Entretanto, no fogão, com água bem a ferver, os grelos são brevemente escaldados e logo a seguir esfriados com gelo, para que pare a cozedura e mantenham a cor viçosa.

À meia hora é tempo de juntar a cenoura e o alho laminado. O bacalhau vai cinco minutos depois, cuidadosamente colocado com a pele para cima. Evitar mexer muito para que todos os ingredientes preservem as formas. “Mesmo que as batatas amarrem ao fundo é deixar estar”, recomenda.

Gasta-se a hora e o aspecto e aromas são arrebatadores. Primeiro, o chef monta uma travessa com uma posta de bacalhau, alterna cenoura e batata, junta grelos, salsa e rega com azeite. É a forma mais elegante de levar à mesa, mas Vítor Sobral ganha até um brilhozinho nos olhos quando pega no tacho e mostra a forma mais rústica e ancestral de servir: pega nos lombos com a mão e lasca-os grosseiramente sobre as batatas e cenouras, espalha os grelos, a seguir salsa, rega com um pouco mais de azeite e acrescenta uns golpes de vinagre branco. Pousa sobre a mesa, mistura levemente e desabafa. “É assim é a comida de tacho. Tradição e produto.”

Ainda agora, quando escrevemos, a boca se enche de saliva com a memória daqueles aromas, sabor forte, concentrado e harmonioso. Um pedaço de pão ensopado naquela mistura do fundo do tacho com rasto de gordura, gelatinas, vegetais, alho e vinagre, é coisa que dificilmente se apagará da memória. Daríamos, por aproximação, uma espécie de molho Bulhão Pato, mas elevado à centésima potência.

Línguas e feijão fresco

É um refogado em fogo lento a sugestão de Vítor Sobral de línguas de bacalhau com feijão fresco, toucinho, nabo, cenoura, lombardo e coentros. Entre a sopa e caldeirada, cheio de sabor substância e aromas.

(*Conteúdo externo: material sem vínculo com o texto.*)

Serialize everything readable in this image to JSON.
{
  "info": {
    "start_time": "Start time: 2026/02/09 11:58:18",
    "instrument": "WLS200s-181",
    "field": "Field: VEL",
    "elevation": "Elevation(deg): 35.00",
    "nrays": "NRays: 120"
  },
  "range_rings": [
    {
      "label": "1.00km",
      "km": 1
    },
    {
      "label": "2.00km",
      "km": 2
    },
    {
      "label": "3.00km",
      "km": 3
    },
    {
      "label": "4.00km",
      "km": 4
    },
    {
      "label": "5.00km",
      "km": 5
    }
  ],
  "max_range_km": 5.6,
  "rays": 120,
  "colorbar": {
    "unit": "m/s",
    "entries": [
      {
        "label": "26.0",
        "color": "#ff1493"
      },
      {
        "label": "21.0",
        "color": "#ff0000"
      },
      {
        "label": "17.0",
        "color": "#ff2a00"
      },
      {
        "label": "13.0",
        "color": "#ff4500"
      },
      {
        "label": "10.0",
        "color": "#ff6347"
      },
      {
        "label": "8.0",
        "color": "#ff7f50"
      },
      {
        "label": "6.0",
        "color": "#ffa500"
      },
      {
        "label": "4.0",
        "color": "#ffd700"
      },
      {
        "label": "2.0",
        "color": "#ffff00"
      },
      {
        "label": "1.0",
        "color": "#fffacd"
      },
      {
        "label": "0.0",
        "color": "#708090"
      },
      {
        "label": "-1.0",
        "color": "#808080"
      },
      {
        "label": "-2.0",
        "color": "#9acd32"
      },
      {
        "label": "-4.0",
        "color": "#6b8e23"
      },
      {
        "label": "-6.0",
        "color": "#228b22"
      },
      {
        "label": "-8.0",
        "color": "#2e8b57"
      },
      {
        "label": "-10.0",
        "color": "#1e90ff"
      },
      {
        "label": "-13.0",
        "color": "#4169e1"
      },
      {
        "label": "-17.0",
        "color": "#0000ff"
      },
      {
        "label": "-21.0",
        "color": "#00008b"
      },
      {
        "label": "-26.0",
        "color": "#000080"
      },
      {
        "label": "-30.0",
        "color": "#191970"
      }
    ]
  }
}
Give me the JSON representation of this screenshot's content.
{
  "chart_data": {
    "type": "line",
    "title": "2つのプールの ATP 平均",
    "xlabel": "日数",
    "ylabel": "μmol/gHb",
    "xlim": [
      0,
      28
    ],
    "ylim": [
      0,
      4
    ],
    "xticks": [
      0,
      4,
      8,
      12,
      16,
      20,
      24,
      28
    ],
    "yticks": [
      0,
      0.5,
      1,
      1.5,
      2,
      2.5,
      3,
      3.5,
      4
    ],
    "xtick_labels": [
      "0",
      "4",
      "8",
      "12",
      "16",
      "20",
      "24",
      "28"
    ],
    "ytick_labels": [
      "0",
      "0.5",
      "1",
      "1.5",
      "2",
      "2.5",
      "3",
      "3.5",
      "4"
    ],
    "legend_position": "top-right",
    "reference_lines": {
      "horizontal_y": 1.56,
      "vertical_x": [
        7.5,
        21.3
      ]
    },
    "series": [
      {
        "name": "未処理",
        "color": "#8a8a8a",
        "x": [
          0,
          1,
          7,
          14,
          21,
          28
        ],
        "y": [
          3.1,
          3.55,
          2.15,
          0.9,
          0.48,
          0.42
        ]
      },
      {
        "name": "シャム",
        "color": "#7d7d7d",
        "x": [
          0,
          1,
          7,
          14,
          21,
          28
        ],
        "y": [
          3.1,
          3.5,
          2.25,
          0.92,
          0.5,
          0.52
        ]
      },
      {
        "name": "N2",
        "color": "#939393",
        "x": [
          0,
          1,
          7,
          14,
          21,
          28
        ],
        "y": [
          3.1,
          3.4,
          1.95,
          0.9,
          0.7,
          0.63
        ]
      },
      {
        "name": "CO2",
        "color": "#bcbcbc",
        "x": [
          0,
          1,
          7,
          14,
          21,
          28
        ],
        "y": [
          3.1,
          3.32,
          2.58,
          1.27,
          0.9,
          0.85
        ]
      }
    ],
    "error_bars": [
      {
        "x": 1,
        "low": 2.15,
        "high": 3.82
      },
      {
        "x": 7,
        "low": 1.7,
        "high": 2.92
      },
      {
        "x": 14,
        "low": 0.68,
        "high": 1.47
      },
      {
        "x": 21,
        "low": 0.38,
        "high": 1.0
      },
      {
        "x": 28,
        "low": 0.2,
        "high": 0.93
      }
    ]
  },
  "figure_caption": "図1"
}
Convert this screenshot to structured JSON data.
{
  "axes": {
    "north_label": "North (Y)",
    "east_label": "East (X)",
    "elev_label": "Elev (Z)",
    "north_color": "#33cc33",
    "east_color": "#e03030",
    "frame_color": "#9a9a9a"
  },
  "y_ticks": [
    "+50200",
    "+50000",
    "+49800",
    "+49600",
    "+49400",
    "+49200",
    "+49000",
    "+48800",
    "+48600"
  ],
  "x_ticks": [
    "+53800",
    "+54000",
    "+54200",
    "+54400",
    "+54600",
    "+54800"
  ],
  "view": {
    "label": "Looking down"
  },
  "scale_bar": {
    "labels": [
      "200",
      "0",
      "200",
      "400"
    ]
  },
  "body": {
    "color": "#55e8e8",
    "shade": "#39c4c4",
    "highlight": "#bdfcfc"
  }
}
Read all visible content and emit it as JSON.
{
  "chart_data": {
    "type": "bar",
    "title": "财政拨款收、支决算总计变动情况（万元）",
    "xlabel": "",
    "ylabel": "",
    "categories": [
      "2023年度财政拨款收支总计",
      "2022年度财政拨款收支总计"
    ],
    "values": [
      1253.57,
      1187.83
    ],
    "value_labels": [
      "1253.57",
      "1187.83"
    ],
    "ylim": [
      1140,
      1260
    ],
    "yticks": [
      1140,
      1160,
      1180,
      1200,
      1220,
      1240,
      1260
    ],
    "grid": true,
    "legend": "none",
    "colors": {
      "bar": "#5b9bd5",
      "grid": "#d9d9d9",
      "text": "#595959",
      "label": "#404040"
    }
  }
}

O chef chama a atenção para a importância das cozeduras em separado, para respeitar as texturas e preservar sabores, e também a necessidade de retirar as grainhas e a pele ao tomate. “É muito indigesta. Tem muita pectina que o organismo consegue expelir quando comida em cru, mas cozinhada é um caso sério”, adverte. Determinante é também o toucinho, que deve ter boa espessura de gordura. Depois de cozinhada, fica crocante e concentrada. Explode na boca como bolhas de espumante gordurosas que se envolvem deliciosamente com os legumes, o amido do feijão e as gelatinas das línguas.  Saboroso e concentrado mas ao mesmo tempo delicado, aromático e fresco.

Por isso mesmo, surgiu a questão se funciona melhor antes ou depois do bacalhau. Pode funcionar em qualquer dos casos, mas teria um efeito de limpeza quando servido após o bacalhau. E são de tal maneira intensos e complexos e cativantes os sabores do bacalhau que seria mesmo pena fazê-los desaparecer.

 

As receitas

Bacalhau da família de 2016 (10 pessoas)

Ingredientes

Bacalhau demolhado em posta, 10 unid.

Batata pequenas descascadas, 50 unid.

Cenoura em pedaços 3cm, 30 unid

Alho laminado, 8 dentes

Grelos escalfados, 1kg

Alho picado, 2 dentes

Salsa em folha, 4 c.sopa

Louro, 3 folhas

Azeite virgem extra, 4,5 dl

Vinagre de Vinho branco, 1 dl

Sal marinho tradicional q.b.

Pimenta da Jamaica, 5 bagos

Cravinho, 3 unid.

Confecção

Coloque num tacho de inox, ou num tabuleiro com tampa, 4dl de azeite, as batatas, as especiarias e o louro. Leve ao forno aquecido a 150º, durante uma hora. Quando passarem 30 min., destape o tacho, adicione a cenoura e o alho laminado. Volte a tapar e deixe cozer. Aos 35 min. junte o bacalhau, tape de novo e deixe cozer até que perfaça uma hora.

Salteie os grelos com alho picado, 0.5dl de azeite e a salsa em folha. Tempere de sal e pimenta e sirva a acompanhar o bacalhau. No momento de colocar o tacho na mesa com o bacalhau, a cenoura e a batata, tempere com um golpe de vinagre.

Notas: Atenção, o tacho estará bastante quente, pois estará uma hora no forno. As batatas devem ser batatas próprias para cozer, para não ficarem encruadas. Caso queira fazer com batatas médias, corte-as a meio.

 

Línguas de bacalhau, feijão fresco, toucinho, nabo, cenoura, lombardo e coentros (10 pessoas)

 

Ingredientes

Para a cozedura

Línguas de bacalhau demolhadas, 1,5kg

Cebola picada, 1 unid.

Alho laminado, 3 dentes

Tomate em gomos s/pele ?e s/grainhas, 5 unid.

Louro, 1 folha

Alecrim em estame, 1 c.chá

Azeite virgem extra,1 dl

Feijão fresco, 1,5kg

Azeite virgem extra, 0,5 dl

Alho laminado, 2 dentes

Cebola picada, 150 g

Vinho branco,1 dl

Caldo de bacalhau q.b

Cenoura em palitos, 300g

Lombardo em lombos, 1unid

Nabo em palitos, 200g

Toucinho cozido, 1unid

Salsicha fresca, 150g

Coentros picado, 3c.s

Malagueta q.b

Sal Marinho tradicional q.b

Pimenta de moinho

Confecção

Aloure em azeite o alho, a cebola, o alecrim e o louro. De seguida junte as línguas e deixe cozer em lume brando. No meio da cozedura junte o tomate. (as línguas não devem cozer totalmente, para que acabem de cozer no preparado.)

Coza as salsichas, parta em pedações e reserve. Fatie o toucinho, que foi previamente cozido e reserve. Coza o feijão em água abundante e sal. Depois de cozido reserve. 

 Aloure em azeite o alho, a cebola. Molhe com vinho branco, junte um pouco de caldo de bacalhau. Acrescente a cenoura, deixe passar 5 a 6 min. e junte o feijão, o nabo e o lombardo. Rectifique temperos e quando o preparado estiver apurado junte as línguas cozinhadas, o toucinho, as salsichas e no momento de servir os coentros. A malagueta é opcional.